If anyone wants to inject biological samples directly, then they should try Cadenza HS-C18 - it's a novel stationary phase that was designed for this (the chromatograms show the large abundant proteins quickly eluting from the column).

For Cadenza HS-C18, we always recommend centrifugion - whether or not samples need additional filtration prior to injection is dependent upon plasma concentration. If the samples are diluted with an internal standard - then it is possible to skip filtration (just use a guard column). If there is no dilution, then filtration should be evaluated.

How many problems you have with a method depends on the quality of the method. Restricted access packings will get rid of large molecular weight interferences, but they can't do anything about low molecular weight interferences. I put their ability to prevent interference and column contamination at about the same level as a protein precipitation procedure with acetonitrile. Selective detection with either MS or fluorescence is a big step forward to make a method work, and fluorescence is generally superior to MS. But even with fluorescence you can suffer from signal suppression, but probably not as badly as in MS.

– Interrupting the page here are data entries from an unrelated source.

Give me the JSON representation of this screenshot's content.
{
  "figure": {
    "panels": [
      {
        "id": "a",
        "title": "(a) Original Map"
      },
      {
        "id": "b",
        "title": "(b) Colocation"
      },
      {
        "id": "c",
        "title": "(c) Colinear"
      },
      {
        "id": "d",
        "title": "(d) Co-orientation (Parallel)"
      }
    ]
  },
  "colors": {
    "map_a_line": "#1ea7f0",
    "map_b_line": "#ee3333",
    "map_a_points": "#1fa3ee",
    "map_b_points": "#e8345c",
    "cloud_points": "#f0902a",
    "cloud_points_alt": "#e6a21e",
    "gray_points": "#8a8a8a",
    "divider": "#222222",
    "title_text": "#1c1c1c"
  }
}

Bryan, there is no confusion here. I again checked the Imtakt "Instruction Sheet Cadenza HS-C!8" which you e-mailed me. On the first page there is the heading "Mobile Phase and Sample Filtration", under which is stated: "Please filter the mobile phase and and sample solution through either a 0,45µm or 0.2µm membrane filter prior to injection." On the second page, under the heading "Sample Pretreatment" it says: "Plasma (blood serum) samples should be pre-treated in advance with a 0.45µm filter and centrifuge so that there is no turbidity."
Again I must say that I admire Imtakt for such real world advice.
In another chain it was mentioned that freezing and thawing plasma/serum samples can precipitate some proteins, here I may add that some patients yield turbid plasma/serum freshly at preparation. In our hands some patient´s plasma/serum even plugged 0.45 µm filters immediately. That is why we opted for a simple Na2SO4 partial precipitation of proteins ahead of the injection. Furthermore we finally used restricted access columns only as a first step in 3-step HPLC methods.
The quoted statements of Imtakt (and some not quoted here) also indicate that there has been no breath-taking breakthrough in this methodology since the Pinkerton, Supelco, Merck, and Chrompack (now Varian?) columns tried here. That is, the advice of Imtakt and that which I gave still seems to have relevance.
In fairness I must say that we had no problem analysing spiked cortisol in plasma/serum of ourselves (indicating that we were fairly normal) via direct injection into a Pinkerton. This would indicate that in a pharmaceutical setting, where normal people were used in tests, the direct approach might be worthwhile when more or less frequent guard column wastage can be tolerated. But this leads to the question: Is there somebody out there who can give a documented example of a routine analysis (in a clinical setting) using only direct injection of plasma/serum on a restricted access column? No indication of protins and or peptides getting through to a MS or fluorescence (many proteins/peptides fluoresce) detector?